{ Morimoto } Review and illustration by Beth Sullivan
The Entrance Everything about entering Morimoto will intimidate you. During the two-block walk to the restaurant, you worry about someone breaking into your car, because you parked it on a side street and there are a lot of "We Buy Gold" signs on the storefronts you passed. Then you come upon the building that doesn't fit in among Philadelphia's standard, slightly run-down colonial fare. It looks like bumpy concrete putty with large, neon-green glass doors at the bottom. You are not cool enough for this place, you are not swank enough, not rich enough, but then you realize how many other uncool Philadelphians have probably eaten here. It is your last chance to turn back, but you don't. Hip hostesses greet you just past the entrance. You remind yourself not to care about what they're thinking as they size up you and your date; you're here for the foodneo-Japanese cuisine, to be exact. And you're here to see Iron Chef Morimoto in person, whom you just watched romp another contender from the Ohto Faction on television the night before. You attempt to absorb the sleek, ultramodern decor. You stare at the obviously expensive, seemingly pointless light display on the left wall. It looks like a huge holograph of a New Wave-y Japanese girl making funny faces. It's colorful, but you feel bad for the hostesses for having to look at the girl's face morph between her "I am hiding a small animal in my mouth, or I am about to whistle" kiss-kiss expression and her cutesy smile all night. (This display is replicated on a much smaller scale on the Morimoto Web sitewww.morimotorestaurant.com.)
The Main Course They seat you at a small glass table with a curvy yet phallic lamp rising from the center.

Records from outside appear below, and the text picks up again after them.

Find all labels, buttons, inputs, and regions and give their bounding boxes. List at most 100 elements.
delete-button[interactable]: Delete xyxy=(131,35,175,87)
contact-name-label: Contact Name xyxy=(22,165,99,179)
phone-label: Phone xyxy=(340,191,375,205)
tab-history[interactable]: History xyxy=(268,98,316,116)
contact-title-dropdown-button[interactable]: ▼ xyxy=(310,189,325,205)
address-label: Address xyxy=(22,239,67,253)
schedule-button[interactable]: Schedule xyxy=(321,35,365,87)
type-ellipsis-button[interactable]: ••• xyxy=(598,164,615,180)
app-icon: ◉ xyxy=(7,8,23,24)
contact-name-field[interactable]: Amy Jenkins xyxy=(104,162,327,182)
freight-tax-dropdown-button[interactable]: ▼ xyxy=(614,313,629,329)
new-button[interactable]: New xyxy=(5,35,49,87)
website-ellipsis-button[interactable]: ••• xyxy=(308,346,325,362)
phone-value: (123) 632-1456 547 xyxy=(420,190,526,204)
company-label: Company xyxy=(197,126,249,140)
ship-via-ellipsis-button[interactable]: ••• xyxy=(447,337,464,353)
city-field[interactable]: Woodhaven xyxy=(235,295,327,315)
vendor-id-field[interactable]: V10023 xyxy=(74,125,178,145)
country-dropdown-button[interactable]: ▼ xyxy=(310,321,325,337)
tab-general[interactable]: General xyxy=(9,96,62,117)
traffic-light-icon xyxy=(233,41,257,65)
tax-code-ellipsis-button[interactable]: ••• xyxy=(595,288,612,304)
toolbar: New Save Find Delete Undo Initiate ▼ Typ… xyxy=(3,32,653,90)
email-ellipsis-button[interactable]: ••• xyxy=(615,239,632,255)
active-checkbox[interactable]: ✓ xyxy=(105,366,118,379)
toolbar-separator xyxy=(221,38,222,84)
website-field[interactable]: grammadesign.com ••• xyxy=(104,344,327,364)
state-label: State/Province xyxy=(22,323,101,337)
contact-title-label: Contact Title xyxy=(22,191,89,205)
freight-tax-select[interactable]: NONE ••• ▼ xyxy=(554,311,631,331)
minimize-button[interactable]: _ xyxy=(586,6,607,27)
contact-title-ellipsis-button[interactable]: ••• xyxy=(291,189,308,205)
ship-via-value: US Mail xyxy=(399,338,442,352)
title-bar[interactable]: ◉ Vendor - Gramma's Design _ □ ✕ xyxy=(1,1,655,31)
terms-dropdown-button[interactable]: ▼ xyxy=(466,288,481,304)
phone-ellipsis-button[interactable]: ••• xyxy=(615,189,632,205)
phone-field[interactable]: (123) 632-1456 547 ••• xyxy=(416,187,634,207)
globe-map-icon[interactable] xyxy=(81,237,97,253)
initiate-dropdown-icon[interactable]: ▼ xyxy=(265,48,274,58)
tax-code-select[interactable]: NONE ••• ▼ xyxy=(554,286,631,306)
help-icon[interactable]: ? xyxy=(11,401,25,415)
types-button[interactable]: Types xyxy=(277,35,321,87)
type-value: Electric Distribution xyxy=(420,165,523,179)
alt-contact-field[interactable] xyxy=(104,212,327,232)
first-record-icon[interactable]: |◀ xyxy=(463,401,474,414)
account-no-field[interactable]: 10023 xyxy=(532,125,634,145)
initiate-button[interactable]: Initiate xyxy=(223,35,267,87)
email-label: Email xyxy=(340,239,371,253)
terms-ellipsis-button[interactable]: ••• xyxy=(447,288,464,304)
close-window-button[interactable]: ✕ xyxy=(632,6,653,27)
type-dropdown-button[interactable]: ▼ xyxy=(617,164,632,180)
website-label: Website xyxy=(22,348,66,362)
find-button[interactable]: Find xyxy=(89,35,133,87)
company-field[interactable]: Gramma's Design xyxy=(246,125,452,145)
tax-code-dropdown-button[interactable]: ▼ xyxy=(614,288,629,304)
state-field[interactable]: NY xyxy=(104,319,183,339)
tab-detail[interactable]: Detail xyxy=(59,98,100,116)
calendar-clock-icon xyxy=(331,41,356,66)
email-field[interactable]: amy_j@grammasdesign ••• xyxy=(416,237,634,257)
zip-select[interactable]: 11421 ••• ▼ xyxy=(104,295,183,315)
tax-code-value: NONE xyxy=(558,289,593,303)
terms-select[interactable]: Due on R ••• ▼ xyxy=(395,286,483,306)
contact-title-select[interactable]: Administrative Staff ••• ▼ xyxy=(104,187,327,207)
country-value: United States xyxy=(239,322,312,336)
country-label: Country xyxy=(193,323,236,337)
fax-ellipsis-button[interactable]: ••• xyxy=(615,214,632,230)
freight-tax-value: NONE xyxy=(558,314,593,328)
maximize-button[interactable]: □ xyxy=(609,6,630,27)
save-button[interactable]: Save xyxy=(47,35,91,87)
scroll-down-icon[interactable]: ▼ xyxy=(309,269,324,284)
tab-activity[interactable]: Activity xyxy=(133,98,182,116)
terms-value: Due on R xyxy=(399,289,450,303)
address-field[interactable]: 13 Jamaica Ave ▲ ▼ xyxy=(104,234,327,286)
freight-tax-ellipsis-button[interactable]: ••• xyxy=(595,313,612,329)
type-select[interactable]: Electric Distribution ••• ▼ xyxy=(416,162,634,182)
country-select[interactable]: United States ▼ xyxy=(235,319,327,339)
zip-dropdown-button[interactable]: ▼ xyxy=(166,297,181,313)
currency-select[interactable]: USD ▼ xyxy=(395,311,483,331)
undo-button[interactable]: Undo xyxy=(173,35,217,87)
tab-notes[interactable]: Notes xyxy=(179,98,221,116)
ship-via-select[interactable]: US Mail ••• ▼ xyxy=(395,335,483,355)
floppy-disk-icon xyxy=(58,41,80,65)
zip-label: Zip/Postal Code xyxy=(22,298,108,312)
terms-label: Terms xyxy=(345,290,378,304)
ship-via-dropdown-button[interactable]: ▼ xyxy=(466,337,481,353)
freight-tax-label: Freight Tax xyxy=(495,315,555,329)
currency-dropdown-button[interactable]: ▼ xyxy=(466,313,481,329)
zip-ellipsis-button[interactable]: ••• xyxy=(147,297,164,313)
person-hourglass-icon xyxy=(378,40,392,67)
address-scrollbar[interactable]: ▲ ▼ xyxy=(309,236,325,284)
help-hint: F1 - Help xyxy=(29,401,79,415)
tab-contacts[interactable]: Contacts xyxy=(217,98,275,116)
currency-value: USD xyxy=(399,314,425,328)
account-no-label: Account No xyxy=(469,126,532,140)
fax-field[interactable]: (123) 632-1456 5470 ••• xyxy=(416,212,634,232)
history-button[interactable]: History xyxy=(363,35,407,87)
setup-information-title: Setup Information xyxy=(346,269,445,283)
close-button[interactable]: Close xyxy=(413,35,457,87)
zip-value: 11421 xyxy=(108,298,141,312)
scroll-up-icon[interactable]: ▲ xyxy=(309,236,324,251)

The seats are white-and-black leather pods on polesthey'd fit well on the set of Sleeper, Woody Allen's 1972 parody of science fiction films. Your waitress is pretty and has an expensive-looking funky haircut. She probably worked at Urban Outfitters five years ago. Now she works for the Iron Chef. You sense she doesn't know whether you deserve to be eating food the Iron Chef creates. You've tried to make yourself look like you deserve it, but maybe you've tried too hard. If she's onto you, she hides it well. She tells you what dishes are good and what wine goes best with them. She almost convinces you to order two appetizers instead of one. You dissect the atmosphere as you wait for the food. Stephen Starr, the man responsible for Morimoto as well as six other Philadelphia Restaurants for Cool Rich People, said on a Morimoto television special that the atmosphere shouldn't hit you over the head, but rather should serve as a comfortable environment in which to enjoy the food. It's hard to keep the atmosphere from hitting you, though. The booths glow a new color every few minutes, the dishware resembles large white ashtrays, the walls are textured, the wooden ceiling curves in a flowy fashion. It feels rather like being in a futuristic tunnel, and it's strange how similar this vision of the future is to that of Disney World's outdated World of Tomorrow. Still, you think, this is neat and different. Maybe the future is now. The food is good. It is neo-Japanese. You eat Chilean sea bass, and your date eats steak with Wasabi sauce. The dishes are not as wildly creative as the ones Morimoto makes on the "Iron Chef" television show, but you knew they couldn't be. You'd both eat these meals again, but you say that if you ever come back, you will order lots of sushi. You pretend to be a Japanese actress on the show. You giggle and say, "At first, I didn't think I was going to like this dish, but it's very, very good!"
The Iron Chef Throughout the experience, you watch Morimoto with his ponytail and glasses at the sushi bar. It is thrilling. You don't see television stars in person often, and when you do, they don't make food for you. Morimoto doesn't wear a weird silver jumpsuit like he does on the show, but instead sports a white chef top and baggy pants with funny patterns. At one point, he walks over to another couple in pod seats, and you are envious. Why do they get to talk to the Iron Chef? Then you realize that if he visited your table, you wouldn't know what to say and it would be awkward.
The Dessert The dessert is wondrous. It is the best dessert ever. It has three kinds of chocolate and some rum and maybe some other sauce, and it is creamy and fluffy in all the right places. "We have the best pastry chef in the city," your waitress says, and while you've maybe eaten dessert at one other city restaurant, you agree with her.
The Bill With tip, it's $128. You expected such damage, so it's okay. You fill out the feedback card and write your email address on it so that Morimoto can send you special email messages. In the Comments section, you write: "Great food and service!" And you mean it: you'll keep Morimoto in mind for your next outrageous restaurant excursion.